Но это лишь капля в море литературных трудов преподобного Никодима: за свою жизнь он написал, собрал и отредактировал более двух сотен порой многотомных трудов — теоретических, мистических, этических, аскетических, догматических, апологетических, пастырских, гимнографических… У него был редкий дар — в доступной форме излагать самое сложное, а еще знание иностранных языков и феноменальная память. Приняв от Бога этот талант, он всю жизнь провел в духовных подвигах и писании душеполезных книг, считая, что именно так может исполнить волю Божию и принести пользу ближнему.
Возможно, утвердиться в этом выборе будущему подвижнику помогли бурные события, сопровождавшие его юность.
Николаю Калливурцзису шел 21 год, когда он был вынужден оставить школу в Смирне и вернуться на родину — остров Наксос — из-за начавшегося в стране восстания, вошедшего в историю как Пелопонесское или Орловское (по имени графа Григория Орлова и брата его Алексея, сыгравших ключевую роль в тех трагических событиях).
Григорий Орлов еще до подписания манифеста о начале русско-турецкой войны предложил послать к берегам Эгейского моря эскадру, чтобы поднять там восстание православных народов против турок. А Алексей Орлов перед началом войны писал: "Если уж ехать, то ехать до Константинополя и освободить всех православных и благочестивых от ига тяжкого… а неверных магометан согнать в степи песчаные на прежние их жилища. А тут опять заведется благочестие, и скажем слава Богу нашему и всемогущему".
Первые успехи русского морского десанта воодушевили греков, и очаги восстания, которые возглавили выборные начальники епархий (коджабаши) и епископы, вспыхнули не только по всему полуострову, но даже в Сербии, Черногории и Далмации. Дошло до того, что султан вынужден был отозвать с Дунайского театра военных действий крупную часть резерва (что очень помогло русской армии). Прибывшие на Пелопоннес войска вырезали практически все население восставших Мессалонги и Патры.
Правда, если на побережье янычары восстановили порядок довольно быстро, то в горных районах Пелопоннеса их присутствие долгое время было чисто символическим.
И все-таки восстание захлебнулось. Алексей Орлов потом, обвиняя во всем греков, писал Екатерине II: "Здешние народы льстивы, обманчивы, непостоянны, дерзки, трусливы, лакомы к деньгам и добыче, так что ничто удержать не может их к сему стремлению. Легковерие и ветреность, трепет от имени турок суть не из последних также качеств наших единоверцев". Греки же до сих пор считают, что русские цинично использовали их для отвлекающего маневра в войне.

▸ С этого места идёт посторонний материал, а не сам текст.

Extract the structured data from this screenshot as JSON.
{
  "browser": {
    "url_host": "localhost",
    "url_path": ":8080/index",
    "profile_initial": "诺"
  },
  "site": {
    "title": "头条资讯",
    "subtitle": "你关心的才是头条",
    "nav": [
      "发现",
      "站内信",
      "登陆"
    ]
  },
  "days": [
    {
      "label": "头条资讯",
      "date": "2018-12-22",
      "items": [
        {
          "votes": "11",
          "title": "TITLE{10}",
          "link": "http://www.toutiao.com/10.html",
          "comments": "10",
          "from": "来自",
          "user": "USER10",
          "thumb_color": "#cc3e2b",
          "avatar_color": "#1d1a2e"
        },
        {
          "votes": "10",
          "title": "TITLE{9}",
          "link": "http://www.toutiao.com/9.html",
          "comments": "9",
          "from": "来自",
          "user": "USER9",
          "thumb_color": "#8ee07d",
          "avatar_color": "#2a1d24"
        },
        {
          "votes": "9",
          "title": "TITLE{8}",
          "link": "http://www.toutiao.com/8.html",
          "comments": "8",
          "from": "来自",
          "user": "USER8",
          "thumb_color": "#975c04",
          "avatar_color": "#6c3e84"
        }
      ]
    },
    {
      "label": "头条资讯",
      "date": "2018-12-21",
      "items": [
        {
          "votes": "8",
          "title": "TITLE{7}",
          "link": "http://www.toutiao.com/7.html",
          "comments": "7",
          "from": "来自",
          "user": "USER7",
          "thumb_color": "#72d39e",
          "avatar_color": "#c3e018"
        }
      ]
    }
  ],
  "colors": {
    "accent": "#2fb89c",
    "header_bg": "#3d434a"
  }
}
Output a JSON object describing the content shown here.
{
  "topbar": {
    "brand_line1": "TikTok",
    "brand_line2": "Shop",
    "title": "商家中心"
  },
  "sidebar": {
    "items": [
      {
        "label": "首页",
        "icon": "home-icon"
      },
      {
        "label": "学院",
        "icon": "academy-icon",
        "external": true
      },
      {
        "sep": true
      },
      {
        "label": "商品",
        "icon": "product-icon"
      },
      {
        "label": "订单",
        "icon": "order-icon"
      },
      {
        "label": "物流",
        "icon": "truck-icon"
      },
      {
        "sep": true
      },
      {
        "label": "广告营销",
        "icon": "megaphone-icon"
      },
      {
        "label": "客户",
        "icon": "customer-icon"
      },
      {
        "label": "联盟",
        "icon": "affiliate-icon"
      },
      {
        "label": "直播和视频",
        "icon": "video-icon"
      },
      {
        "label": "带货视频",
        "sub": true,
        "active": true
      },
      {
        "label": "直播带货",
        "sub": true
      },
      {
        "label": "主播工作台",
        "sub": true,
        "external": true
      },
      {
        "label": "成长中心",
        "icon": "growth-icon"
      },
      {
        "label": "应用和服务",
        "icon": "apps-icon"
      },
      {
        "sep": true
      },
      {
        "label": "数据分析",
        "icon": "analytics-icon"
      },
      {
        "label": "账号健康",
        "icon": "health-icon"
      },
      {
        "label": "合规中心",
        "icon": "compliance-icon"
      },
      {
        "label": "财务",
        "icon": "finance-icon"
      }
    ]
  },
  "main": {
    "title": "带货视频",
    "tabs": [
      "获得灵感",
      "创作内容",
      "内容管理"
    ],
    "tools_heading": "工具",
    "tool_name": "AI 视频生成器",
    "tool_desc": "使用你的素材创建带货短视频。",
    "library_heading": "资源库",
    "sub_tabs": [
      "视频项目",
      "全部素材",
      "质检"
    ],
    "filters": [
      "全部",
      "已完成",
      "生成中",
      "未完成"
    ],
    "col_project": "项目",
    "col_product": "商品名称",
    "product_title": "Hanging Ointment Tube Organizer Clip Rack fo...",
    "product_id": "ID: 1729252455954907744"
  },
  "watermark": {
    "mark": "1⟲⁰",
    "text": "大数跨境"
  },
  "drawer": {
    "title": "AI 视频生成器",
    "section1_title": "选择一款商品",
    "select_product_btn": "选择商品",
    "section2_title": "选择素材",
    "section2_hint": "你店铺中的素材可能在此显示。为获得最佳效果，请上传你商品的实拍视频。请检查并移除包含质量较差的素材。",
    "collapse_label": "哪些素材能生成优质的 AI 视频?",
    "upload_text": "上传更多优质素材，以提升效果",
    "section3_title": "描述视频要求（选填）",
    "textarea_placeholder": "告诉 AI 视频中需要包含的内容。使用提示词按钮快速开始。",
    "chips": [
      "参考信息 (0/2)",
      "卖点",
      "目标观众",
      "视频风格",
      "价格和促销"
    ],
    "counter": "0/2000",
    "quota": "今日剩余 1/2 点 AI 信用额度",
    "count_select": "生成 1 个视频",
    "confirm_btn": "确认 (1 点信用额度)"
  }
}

Но, как бы там ни было, заплатить за бунт им пришлось дорогую цену: на Пелопонесе началась резня, были разрушены и разграблены многие города, сожжены тысячи оливковых и тутовых деревьев, заброшены поля. Тысячи греков, спасая свою жизнь, укрылись в горах, бежали на острова и даже в Малую Азию, появились греческие общины на новых территориях юга России и в Австро-Венгрии.
А среди оставшихся на родине православных греков надолго воцарилось разочарование в борьбе с внешними врагами, и внимание переключилось на противостояние врагам внутренним — невидимую брань.
Искал свой путь к ней и Николай Калливурцзис — сначала на острове Закинф, потом в монастыре на острове Гидра, где преподобный Макарий (Нотара), Коринфский епископ, участвовавший в востании и спасавшийся на острове от турок, видя рвение, ученость и феноменальный филологический дар юноши, привлек его к подготовке и изданию святоотеческих книг — делу, которое он продолжил и перебравшись на Афон, где принял постриг с именем Никодим.
На Святой горе его духовником стал преподобный Афанасий Пароссикий, а наставниками — коливады, ратовавшие за возрождение древних аскетических традиций (свое название они получили за то, что, в частности, отказывались варить поминальное "коливо" — кутью — в воскресенье, поскольку канонически днем поминовения усопших является суббота). Именно коливады занимались духовным просвещением, ими был подготовлен греческий текст сборника духовных произведений "Добротолюбие", а их значение для Османской империи часто сравнивают со значением Оптиной пустыни для России.
С работы над "Добротолюбием" начались многолетние литературные труды Никодима Святогорца. Но, подобно своему старшему единомышленнику и сотруднику Паисию Величковскому, он не только писал об аскетических подвигах святых, но и старался применять их советы на практике.
В 34 года он принял схиму, шесть лет прожил в полном безмолвии, и лишь когда прибывший на Афон владыка Макарий Коринфский возложил на него новое послушание — редактирование творений Симеона Нового Богослова, вернулся к литературным трудам.
По свидетельству современников, он был прост, незлобив, нестяжателен и отличался глубокой сосредоточенностью. До конца земной жизни обладал замечательной памятью: Священное Писание знал наизусть, помнил даже главы, стихи и страницы, мог на память цитировать творения святых отцов. Он не носил никакой другой обуви, кроме лаптей, не имел ни смены одежды, ни своего жилища — жил по всей Святой Горе, почему и был прозван Святогорцем, и только незадолго до кончины поселился у иконописцев Стефана и Неофита Скуртеев в афонской столице Карее. В их келье его и похоронили.
Но остались книги, благодаря которым его труд вот уже без малого двести лет продолжает приносить обильные плоды.
В 1955 году преподобный Никодим Святогорец был причислен к лику святых Константинопольским патриархатом, а через год — Русской православной церковью.